Uçak bir dizi isabet aldı ve alev aldıktan sonra keskin bir şekilde düştü ve ardından 9400 m yükseklikte dağıldı. Mürettebatının her iki üyesi de öldürüldü.
Aslında, 1944'ten sonra, İngilizlerden gerçek önleyicilerin ortaya çıkması ve bu uçaklar için üretim programının sona ermesi nedeniyle Ju-86R artık kullanılmadı. Yani, mevcut uçaklar kaynaklarını çoktan tüketmişti ve yenileri yerine Alman endüstrisi hızla savaşçı üretiyordu.
Bununla birlikte, Ju-86P ve R'nin çok sayıda kilometrekarelik savaş tiyatrosunu filme alarak görevlerini yerine getirdiğini, görüntülere dayanarak çok sayıda harita yapıldığını ve genel olarak keşif olduğunu söyleyebiliriz.

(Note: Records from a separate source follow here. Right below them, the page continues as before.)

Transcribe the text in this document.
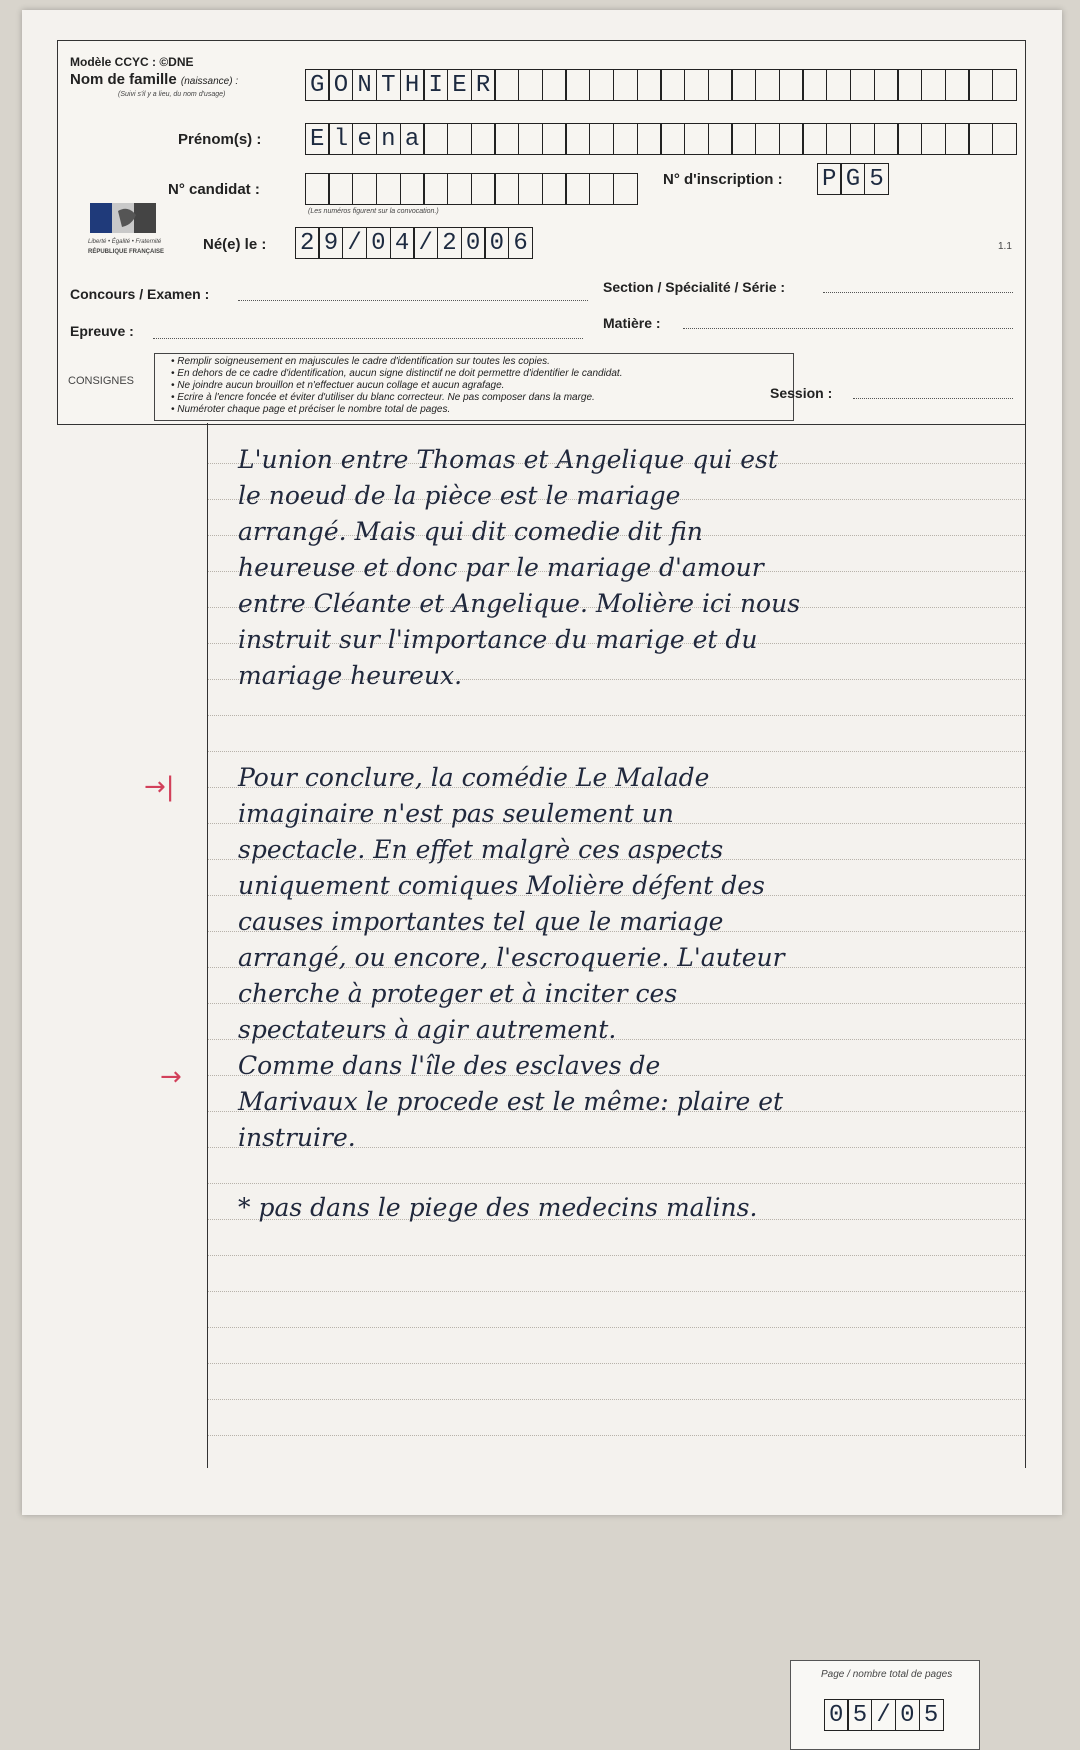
Modèle CCYC : ©DNE
Nom de famille (naissance) :
(Suivi s'il y a lieu, du nom d'usage)	G O N T H I E R
Prénom(s) : E l e n a
N° candidat :
(Les numéros figurent sur la convocation.)
N° d'inscription : P G 5
Liberté • Égalité • Fraternité
RÉPUBLIQUE FRANÇAISE	Né(e) le : 2 9 / 0 4 / 2 0 0 6	1.1
Concours / Examen :	Section / Spécialité / Série :
Epreuve :	Matière :
CONSIGNES
• Remplir soigneusement en majuscules le cadre d'identification sur toutes les copies.
• En dehors de ce cadre d'identification, aucun signe distinctif ne doit permettre d'identifier le candidat.
• Ne joindre aucun brouillon et n'effectuer aucun collage et aucun agrafage.
• Ecrire à l'encre foncée et éviter d'utiliser du blanc correcteur. Ne pas composer dans la marge.
• Numéroter chaque page et préciser le nombre total de pages.
Session :
L'union entre Thomas et Angelique qui est
le noeud de la pièce est le mariage
arrangé. Mais qui dit comedie dit fin
heureuse et donc par le mariage d'amour
entre Cléante et Angelique. Molière ici nous
instruit sur l'importance du marige et du
mariage heureux.
Pour conclure, la comédie Le Malade
imaginaire n'est pas seulement un
spectacle. En effet malgrè ces aspects
uniquement comiques Molière défent des
causes importantes tel que le mariage
arrangé, ou encore, l'escroquerie. L'auteur
cherche à proteger et à inciter ces
spectateurs à agir autrement.
Comme dans l'île des esclaves de
Marivaux le procede est le même: plaire et
instruire.
* pas dans le piege des medecins malins.
→|
→
Page / nombre total de pages
0 5 / 0 5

1943'e kadar, gerçek önleyiciler ortaya çıktığında, Ju-86p ve R, işlerini cezasız bırakan benzersiz makinelerdi. Kontrol bulmak çok zor olduğu ortaya çıkan iyi uçak.
LTH Ju.86R-1:
Kanat açıklığı, m: 32, 00.
Uzunluk, m: 16, 50.
Yükseklik, m: 4, 10.
Kanat alanı, m2: 118, 60.
Ağırlık (kg:
- boş uçak: 7000;
- normal kalkış: 9 410.
Motor: 2 dizel motor "Junkers" Jumo-207В-3 х 1000 hp
Maksimum hız, km / s: 360.
Seyir hızı, km / s: 285.
Pratik menzil, km: 2 735.
Pratik tavan, m: 14.000.
Mürettebat, insanlar: 2.
Silahlanma: bir MG-17 makineli tüfek.
Toplam 40 adet Ju-86R-2 ve 22 adet Ju-86R-1 üretildi.